Having left the east coast of Vancouver Island we wandered our way west to Tofino and the Pacific Rim Temperate Rain Forest… probably not a good choice if you are claustrophobic. Trees crowd in oppressively. You are very small, and national park signs warn of predatory wildlife to include black bears, cougars, and wolves. Signs encourage us to be Bear Aware.
Tofino was our destination, and we were delighted with our huts directly on the beach. The tide comes in… the tide goes out. When the tide goes out, those on the beach pilgrimage out on a sand bar to the rocks beyond. The water is seriously cold – so cold that it becomes difficult to walk on the blocks of ice that were once your feet. The sand is fine – so fine that it feels a bit like talcum powder.
One of the highlights of Tofino was discovering the work of Roy Henry Vickers. His gallery on Main Street welcomes you with not only his artwork but also, for each work of art, his reflections on the source of his inspiration, enhance the viewer’s enjoyment. I was particularly taken with his picture of a pregnant sea lion, but reading his commentary about the birth of his art and the creative process really appealed to me because as a writer, I find that sometimes the writing is almost instantaneous and other times a seed germinates over years. My creative friends might also enjoy his comments on “Sealion Mother.”

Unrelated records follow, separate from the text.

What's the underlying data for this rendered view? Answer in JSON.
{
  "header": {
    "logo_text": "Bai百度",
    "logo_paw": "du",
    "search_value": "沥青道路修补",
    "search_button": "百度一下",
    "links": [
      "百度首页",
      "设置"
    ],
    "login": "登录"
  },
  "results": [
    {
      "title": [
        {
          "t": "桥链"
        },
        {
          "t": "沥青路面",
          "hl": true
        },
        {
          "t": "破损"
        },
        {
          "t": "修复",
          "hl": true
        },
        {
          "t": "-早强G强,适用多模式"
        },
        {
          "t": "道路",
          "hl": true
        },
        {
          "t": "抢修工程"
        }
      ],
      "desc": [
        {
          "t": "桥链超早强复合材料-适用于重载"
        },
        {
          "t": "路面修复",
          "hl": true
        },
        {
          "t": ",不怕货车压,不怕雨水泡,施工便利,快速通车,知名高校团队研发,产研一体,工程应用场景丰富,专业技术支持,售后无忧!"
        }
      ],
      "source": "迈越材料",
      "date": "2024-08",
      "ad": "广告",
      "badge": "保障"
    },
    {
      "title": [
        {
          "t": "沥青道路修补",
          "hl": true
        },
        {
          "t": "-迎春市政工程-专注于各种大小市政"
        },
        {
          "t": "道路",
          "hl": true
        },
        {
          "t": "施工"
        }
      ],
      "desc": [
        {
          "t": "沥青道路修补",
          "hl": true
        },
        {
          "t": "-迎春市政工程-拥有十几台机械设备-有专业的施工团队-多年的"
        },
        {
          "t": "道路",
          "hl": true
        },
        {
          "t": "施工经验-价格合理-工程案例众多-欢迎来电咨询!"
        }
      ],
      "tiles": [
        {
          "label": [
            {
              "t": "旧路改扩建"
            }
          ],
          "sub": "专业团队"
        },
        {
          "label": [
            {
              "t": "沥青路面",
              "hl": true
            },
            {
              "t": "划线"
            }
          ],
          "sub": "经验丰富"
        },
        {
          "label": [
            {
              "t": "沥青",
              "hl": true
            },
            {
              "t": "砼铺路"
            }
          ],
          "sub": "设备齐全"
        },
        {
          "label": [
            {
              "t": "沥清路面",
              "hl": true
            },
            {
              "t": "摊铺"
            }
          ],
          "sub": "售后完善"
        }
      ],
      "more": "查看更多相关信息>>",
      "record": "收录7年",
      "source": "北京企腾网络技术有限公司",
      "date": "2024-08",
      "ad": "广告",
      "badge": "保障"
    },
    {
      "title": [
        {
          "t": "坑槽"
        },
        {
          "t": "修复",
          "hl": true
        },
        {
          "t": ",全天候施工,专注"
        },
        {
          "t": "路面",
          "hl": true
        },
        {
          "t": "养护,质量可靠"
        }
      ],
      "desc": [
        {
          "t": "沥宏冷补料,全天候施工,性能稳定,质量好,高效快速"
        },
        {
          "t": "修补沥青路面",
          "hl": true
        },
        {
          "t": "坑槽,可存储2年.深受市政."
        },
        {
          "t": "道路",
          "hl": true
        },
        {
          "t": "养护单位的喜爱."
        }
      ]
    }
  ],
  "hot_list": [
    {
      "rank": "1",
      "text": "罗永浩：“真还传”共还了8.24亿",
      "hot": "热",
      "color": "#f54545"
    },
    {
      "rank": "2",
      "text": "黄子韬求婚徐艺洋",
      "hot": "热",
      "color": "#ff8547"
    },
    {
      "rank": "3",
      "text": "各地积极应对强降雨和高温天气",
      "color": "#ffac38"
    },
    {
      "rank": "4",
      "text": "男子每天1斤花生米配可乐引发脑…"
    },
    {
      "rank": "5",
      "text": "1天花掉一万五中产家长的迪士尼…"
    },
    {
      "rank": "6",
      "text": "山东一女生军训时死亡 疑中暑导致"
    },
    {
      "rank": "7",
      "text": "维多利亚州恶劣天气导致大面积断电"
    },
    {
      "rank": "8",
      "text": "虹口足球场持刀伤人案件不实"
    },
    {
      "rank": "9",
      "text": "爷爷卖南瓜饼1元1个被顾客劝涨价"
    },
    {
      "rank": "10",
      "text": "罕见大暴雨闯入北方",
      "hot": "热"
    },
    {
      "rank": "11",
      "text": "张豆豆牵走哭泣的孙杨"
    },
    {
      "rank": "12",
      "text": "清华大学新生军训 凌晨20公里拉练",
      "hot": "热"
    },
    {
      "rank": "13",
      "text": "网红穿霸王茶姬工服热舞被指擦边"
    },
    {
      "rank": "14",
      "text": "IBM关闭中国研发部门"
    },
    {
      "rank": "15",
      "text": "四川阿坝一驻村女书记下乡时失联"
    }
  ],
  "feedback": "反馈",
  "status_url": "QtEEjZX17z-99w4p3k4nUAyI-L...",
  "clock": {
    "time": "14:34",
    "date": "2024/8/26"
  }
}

Working our way south from Tofino we stop again and again to check out the trails wending through the forest to the dramatic coastline where sandy beaches give way to volcanic rock and surf. It seems like every other car has a surfboard on its luggage rack, and the owner of every surfboard has not been brought low by thoughts of career advancement or mortgage payments. After years of living in a town that is mostly retirees, I find it refreshing to see the young and restless in the pursuit of one big wave.
Driftwood lies jumbled on the beach, and man-made, driftwood structures line the shore and serve as windbreaks. The structure pictured above is particularly interesting: most people limit themselves to a tepee sort of structure, but in this case, the builder built several rooms with care. Apparently all the logs on-offer take grown men and women back to their Lincoln Log days. On the beach, far from pending deadlines and ticking time-clocks, they recall/relive more innocent days when their only task was leave home and follow mothers’ admonition to “return in time for dinner.”
British Columbia has done a great job at protecting the forest floor. Steps, absolutely beautiful steps, take tourists from the parking lots through the forest and down to the coast. We cross ravines and creeks and sometimes, actually walking in the tree canopy, we cannot see the forest floor. Trees in the Old Growth forest are truly impressive. Some are over 1,000 years old, and the Ancient Forest Alliance and the BC Big Tree Registry, keeps score. The Tolkien Giant, for example, is the 9th widest red cedar in B.C., and is 47 feet in circumference and 138-feet tall.
Given that the average 87-inches of rain a year, the forest floor is fragile. There is no telling what you will step on. I love the following photo that I took of a pile of Leopard slugs. Mark’s comment was, “It’s a slug fest!”
I’ve been really impressed with British Columbia’s acknowledgement of their First Nations people. Native arts and crafts are widely celebrated and their mythologies are prominently displayed.
That’s it for today. I can’t begin to fit it all in.